Aberdulais Tin Works & Waterfall
Aberdulais Tin Works & Waterfall is one of the oldest industrial sites in Britain. The waters of the Dulais River just outside Neath have been driving the wheels of industry here for over 400 years, a tradition that continues to this day. Discover how a small village in the Welsh valleys used cutting edge technologies to harness an ice age landscape and breath-taking waterfalls, to shape the industries that changed the world.
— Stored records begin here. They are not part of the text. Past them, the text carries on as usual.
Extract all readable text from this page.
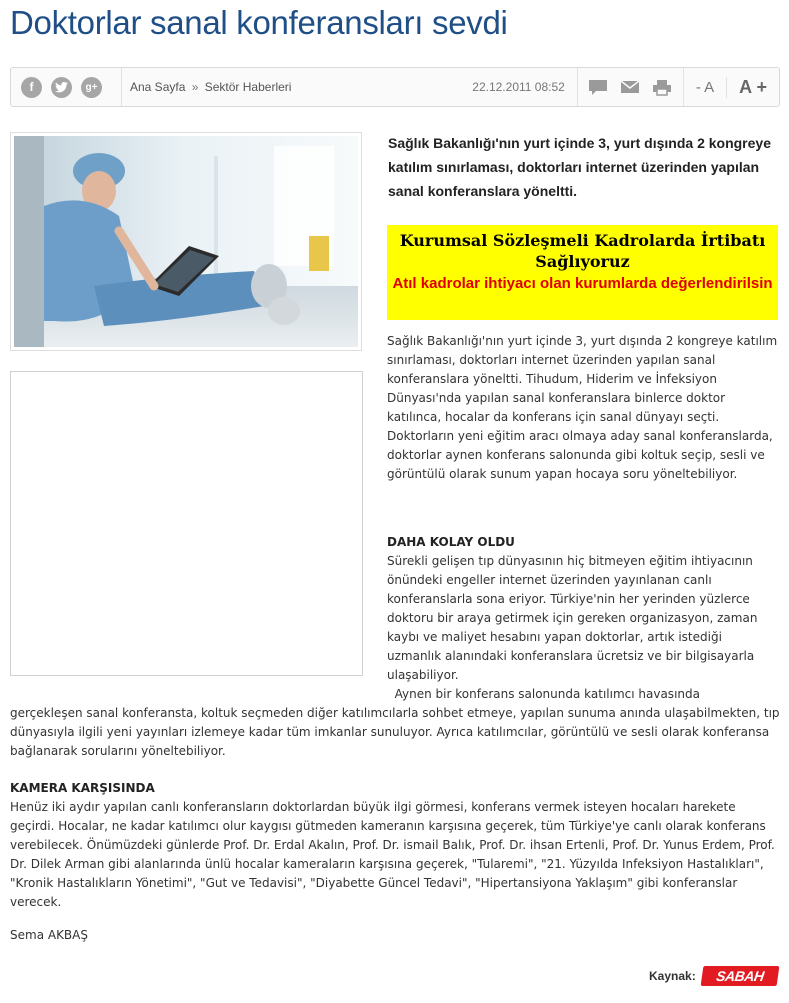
Doktorlar sanal konferansları sevdi
f	g+	Ana Sayfa » Sektör Haberleri	22.12.2011 08:52	- A	A +

Sağlık Bakanlığı'nın yurt içinde 3, yurt dışında 2 kongreye katılım sınırlaması, doktorları internet üzerinden yapılan sanal konferanslara yöneltti.

Kurumsal Sözleşmeli Kadrolarda İrtibatı Sağlıyoruz
Atıl kadrolar ihtiyacı olan kurumlarda değerlendirilsin

Sağlık Bakanlığı'nın yurt içinde 3, yurt dışında 2 kongreye katılım sınırlaması, doktorları internet üzerinden yapılan sanal konferanslara yöneltti. Tihudum, Hiderim ve İnfeksiyon Dünyası'nda yapılan sanal konferanslara binlerce doktor katılınca, hocalar da konferans için sanal dünyayı seçti. Doktorların yeni eğitim aracı olmaya aday sanal konferanslarda, doktorlar aynen konferans salonunda gibi koltuk seçip, sesli ve görüntülü olarak sunum yapan hocaya soru yöneltebiliyor.

DAHA KOLAY OLDU

Sürekli gelişen tıp dünyasının hiç bitmeyen eğitim ihtiyacının önündeki engeller internet üzerinden yayınlanan canlı konferanslarla sona eriyor. Türkiye'nin her yerinden yüzlerce doktoru bir araya getirmek için gereken organizasyon, zaman kaybı ve maliyet hesabını yapan doktorlar, artık istediği uzmanlık alanındaki konferanslara ücretsiz ve bir bilgisayarla ulaşabiliyor.
Aynen bir konferans salonunda katılımcı havasında

gerçekleşen sanal konferansta, koltuk seçmeden diğer katılımcılarla sohbet etmeye, yapılan sunuma anında ulaşabilmekten, tıp dünyasıyla ilgili yeni yayınları izlemeye kadar tüm imkanlar sunuluyor. Ayrıca katılımcılar, görüntülü ve sesli olarak konferansa bağlanarak sorularını yöneltebiliyor.

KAMERA KARŞISINDA

Henüz iki aydır yapılan canlı konferansların doktorlardan büyük ilgi görmesi, konferans vermek isteyen hocaları harekete geçirdi. Hocalar, ne kadar katılımcı olur kaygısı gütmeden kameranın karşısına geçerek, tüm Türkiye'ye canlı olarak konferans verebilecek. Önümüzdeki günlerde Prof. Dr. Erdal Akalın, Prof. Dr. ismail Balık, Prof. Dr. ihsan Ertenli, Prof. Dr. Yunus Erdem, Prof. Dr. Dilek Arman gibi alanlarında ünlü hocalar kameraların karşısına geçerek, "Tularemi", "21. Yüzyılda Infeksiyon Hastalıkları", "Kronik Hastalıkların Yönetimi", "Gut ve Tedavisi", "Diyabette Güncel Tedavi", "Hipertansiyona Yaklaşım" gibi konferanslar verecek.

Sema AKBAŞ
Kaynak:	SABAH
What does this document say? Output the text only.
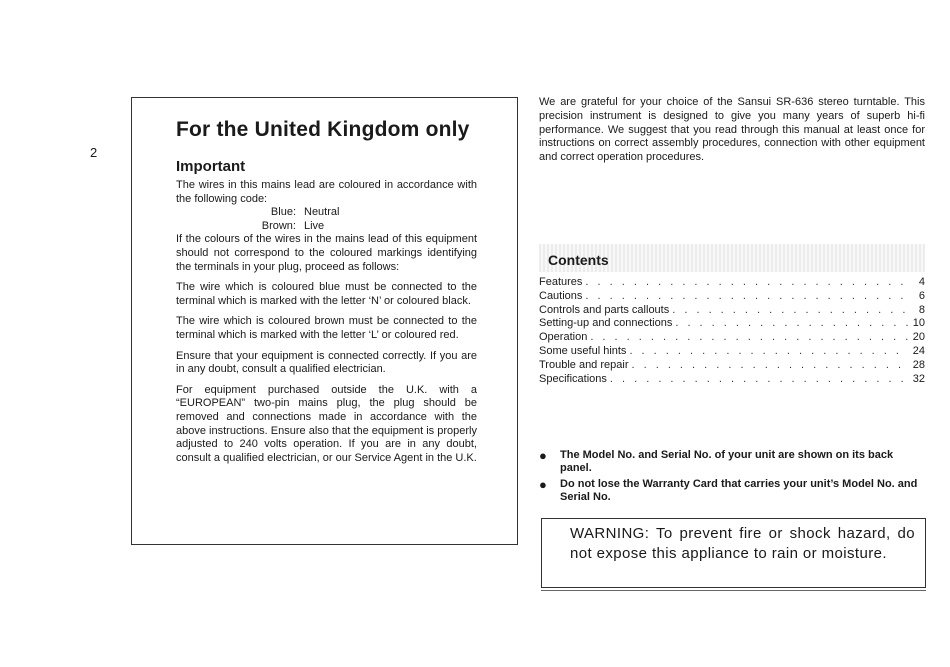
2
For the United Kingdom only
Important
The wires in this mains lead are coloured in accordance with the following code:
Blue: Neutral
Brown: Live

If the colours of the wires in the mains lead of this equipment should not correspond to the coloured markings identifying the terminals in your plug, proceed as follows:

The wire which is coloured blue must be connected to the terminal which is marked with the letter ‘N’ or coloured black.

The wire which is coloured brown must be connected to the terminal which is marked with the letter ‘L’ or coloured red.

Ensure that your equipment is connected correctly. If you are in any doubt, consult a qualified electrician.

For equipment purchased outside the U.K. with a “EUROPEAN” two-pin mains plug, the plug should be removed and connections made in accordance with the above instructions. Ensure also that the equipment is properly adjusted to 240 volts operation. If you are in any doubt, consult a qualified electrician, or our Service Agent in the U.K.

We are grateful for your choice of the Sansui SR-636 stereo turntable. This precision instrument is designed to give you many years of superb hi-fi performance. We suggest that you read through this manual at least once for instructions on correct assembly procedures, connection with other equipment and correct operation procedures.
Contents
Features . . .	4
Cautions . . .	6
Controls and parts callouts . . .	8
Setting-up and connections . . .	10
Operation . . .	20
Some useful hints . . .	24
Trouble and repair . . .	28
Specifications . . .	32
●	The Model No. and Serial No. of your unit are shown on its back panel.
●	Do not lose the Warranty Card that carries your unit’s Model No. and Serial No.
WARNING: To prevent fire or shock hazard, do not expose this appliance to rain or moisture.
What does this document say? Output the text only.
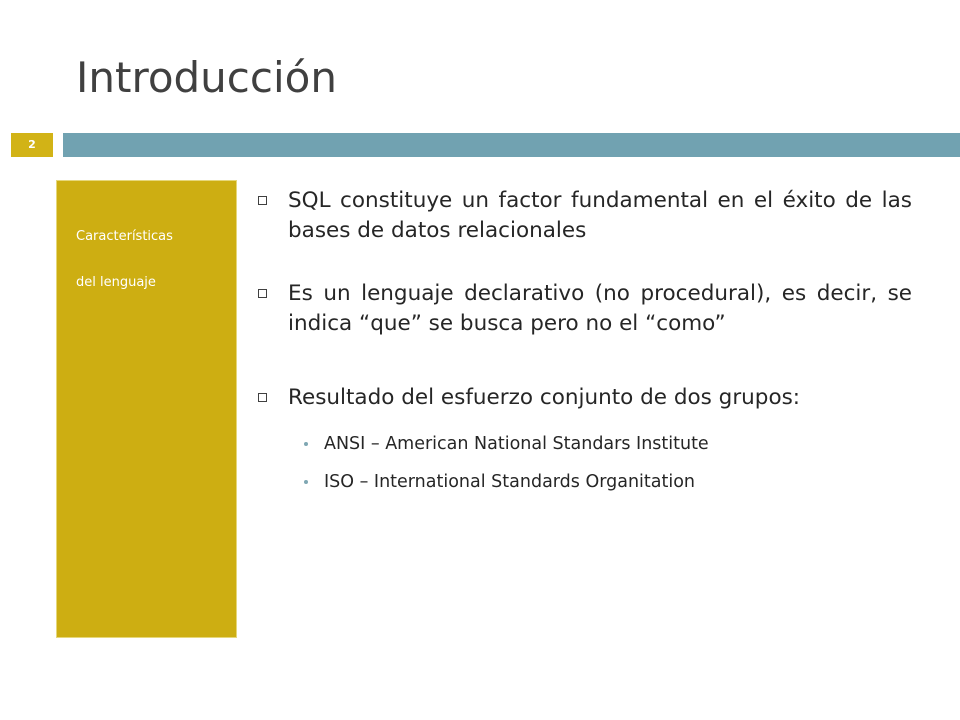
Introducción
2
Características
del lenguaje
SQL constituye un factor fundamental en el éxito de las bases de datos relacionales
Es un lenguaje declarativo (no procedural), es decir, se indica “que” se busca pero no el “como”
Resultado del esfuerzo conjunto de dos grupos:
ANSI – American National Standars Institute
ISO – International Standards Organitation
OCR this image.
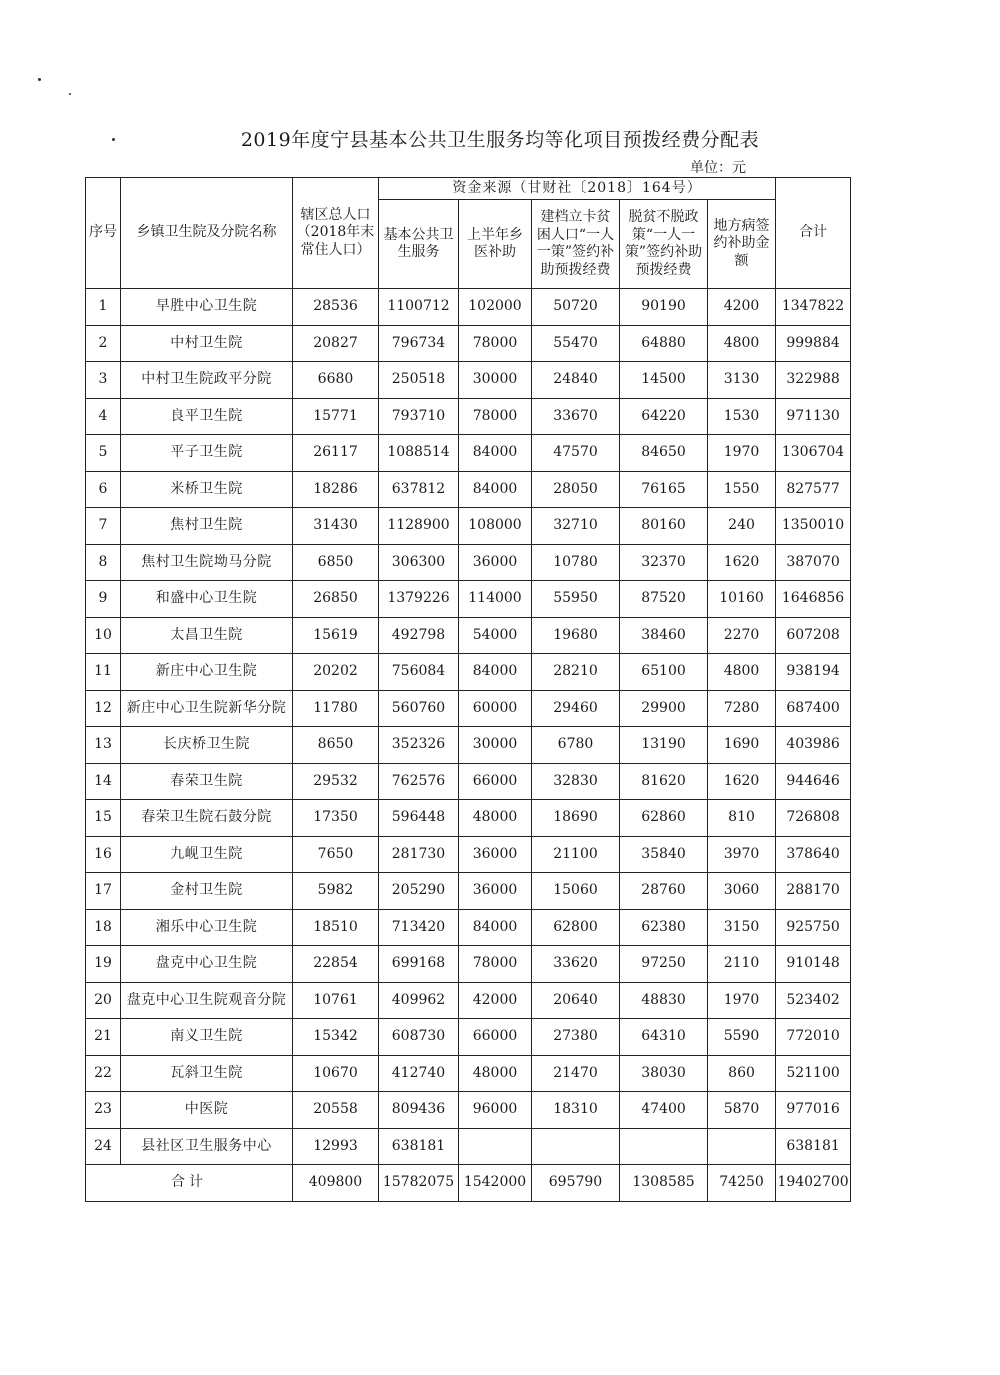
2019年度宁县基本公共卫生服务均等化项目预拨经费分配表
单位：元
序号	乡镇卫生院及分院名称	辖区总人口（2018年末常住人口）	资金来源（甘财社〔2018〕164号）					合计
			基本公共卫生服务	上半年乡医补助	建档立卡贫困人口“一人一策”签约补助预拨经费	脱贫不脱政策“一人一策”签约补助预拨经费	地方病签约补助金额	
1	早胜中心卫生院	28536	1100712	102000	50720	90190	4200	1347822
2	中村卫生院	20827	796734	78000	55470	64880	4800	999884
3	中村卫生院政平分院	6680	250518	30000	24840	14500	3130	322988
4	良平卫生院	15771	793710	78000	33670	64220	1530	971130
5	平子卫生院	26117	1088514	84000	47570	84650	1970	1306704
6	米桥卫生院	18286	637812	84000	28050	76165	1550	827577
7	焦村卫生院	31430	1128900	108000	32710	80160	240	1350010
8	焦村卫生院坳马分院	6850	306300	36000	10780	32370	1620	387070
9	和盛中心卫生院	26850	1379226	114000	55950	87520	10160	1646856
10	太昌卫生院	15619	492798	54000	19680	38460	2270	607208
11	新庄中心卫生院	20202	756084	84000	28210	65100	4800	938194
12	新庄中心卫生院新华分院	11780	560760	60000	29460	29900	7280	687400
13	长庆桥卫生院	8650	352326	30000	6780	13190	1690	403986
14	春荣卫生院	29532	762576	66000	32830	81620	1620	944646
15	春荣卫生院石鼓分院	17350	596448	48000	18690	62860	810	726808
16	九岘卫生院	7650	281730	36000	21100	35840	3970	378640
17	金村卫生院	5982	205290	36000	15060	28760	3060	288170
18	湘乐中心卫生院	18510	713420	84000	62800	62380	3150	925750
19	盘克中心卫生院	22854	699168	78000	33620	97250	2110	910148
20	盘克中心卫生院观音分院	10761	409962	42000	20640	48830	1970	523402
21	南义卫生院	15342	608730	66000	27380	64310	5590	772010
22	瓦斜卫生院	10670	412740	48000	21470	38030	860	521100
23	中医院	20558	809436	96000	18310	47400	5870	977016
24	县社区卫生服务中心	12993	638181					638181
合计		409800	15782075	1542000	695790	1308585	74250	19402700
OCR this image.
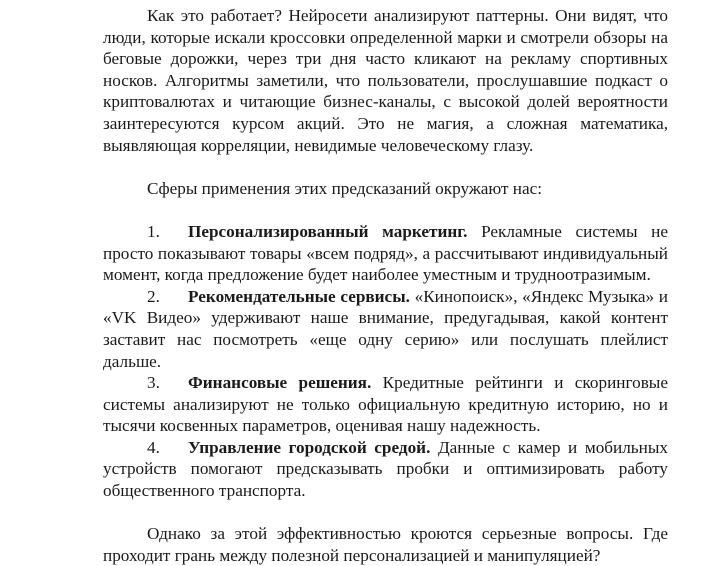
Как это работает? Нейросети анализируют паттерны. Они видят, что люди, которые искали кроссовки определенной марки и смотрели обзоры на беговые дорожки, через три дня часто кликают на рекламу спортивных носков. Алгоритмы заметили, что пользователи, прослушавшие подкаст о криптовалютах и читающие бизнес-каналы, с высокой долей вероятности заинтересуются курсом акций. Это не магия, а сложная математика, выявляющая корреляции, невидимые человеческому глазу.

Сферы применения этих предсказаний окружают нас:

1. Персонализированный маркетинг. Рекламные системы не просто показывают товары «всем подряд», а рассчитывают индивидуальный момент, когда предложение будет наиболее уместным и трудноотразимым.

2. Рекомендательные сервисы. «Кинопоиск», «Яндекс Музыка» и «VK Видео» удерживают наше внимание, предугадывая, какой контент заставит нас посмотреть «еще одну серию» или послушать плейлист дальше.

3. Финансовые решения. Кредитные рейтинги и скоринговые системы анализируют не только официальную кредитную историю, но и тысячи косвенных параметров, оценивая нашу надежность.

4. Управление городской средой. Данные с камер и мобильных устройств помогают предсказывать пробки и оптимизировать работу общественного транспорта.

Однако за этой эффективностью кроются серьезные вопросы. Где проходит грань между полезной персонализацией и манипуляцией?
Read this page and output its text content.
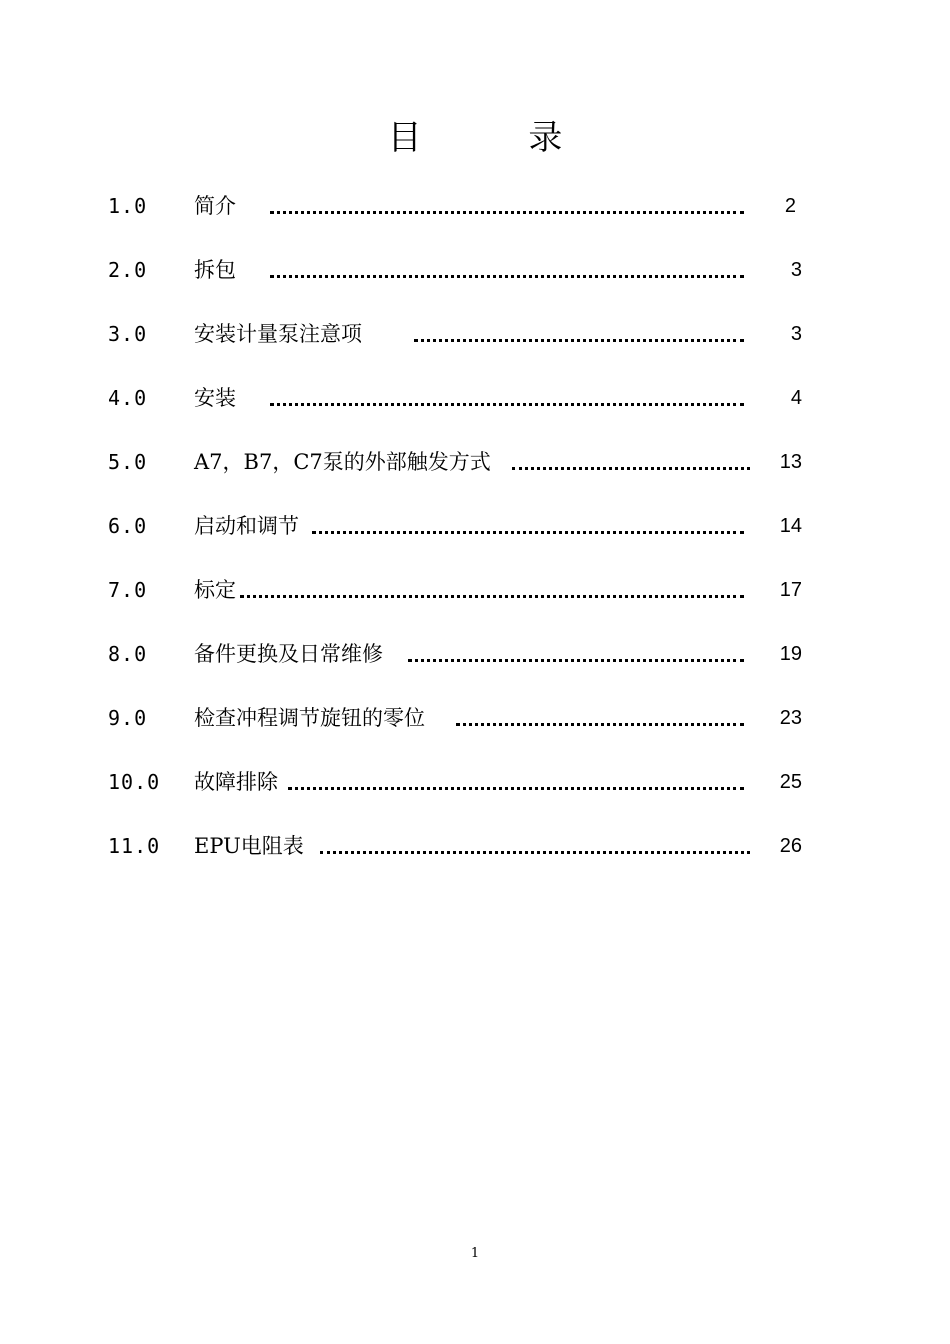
目 录
1.0 简介	2
2.0 拆包	3
3.0 安装计量泵注意项	3
4.0 安装	4
5.0 A7，B7，C7泵的外部触发方式	13
6.0 启动和调节	14
7.0 标定	17
8.0 备件更换及日常维修	19
9.0 检查冲程调节旋钮的零位	23
10.0 故障排除	25
11.0 EPU电阻表	26
1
Aberdulais Tin Works & Waterfall is Britain’s oldest surviving remains of a water powered tinplate works, a site where the river Dulais and picturesque waterfall lies at its heart. You can meander around the site and imagine the hustle and bustle of days gone by; dozens of workers onsite, furnaces burning all day long with tinplate being prepared to be transported around the country. Today’s waterwheel is a modern version of an old technology that has stood the test of time for more than 400 years. Built by students and apprentices of British Steel at Port Talbot, this is the largest electricity-generating wheel in Europe, with a diameter of 8.2m. It has 72 buckets and rotates five times per minute. Our waterwheel sits in the original wheel pit and a flywheel would have transmitted rotary power to the rollers of the Victorian tinplate work, where two wheels actually operated side by side.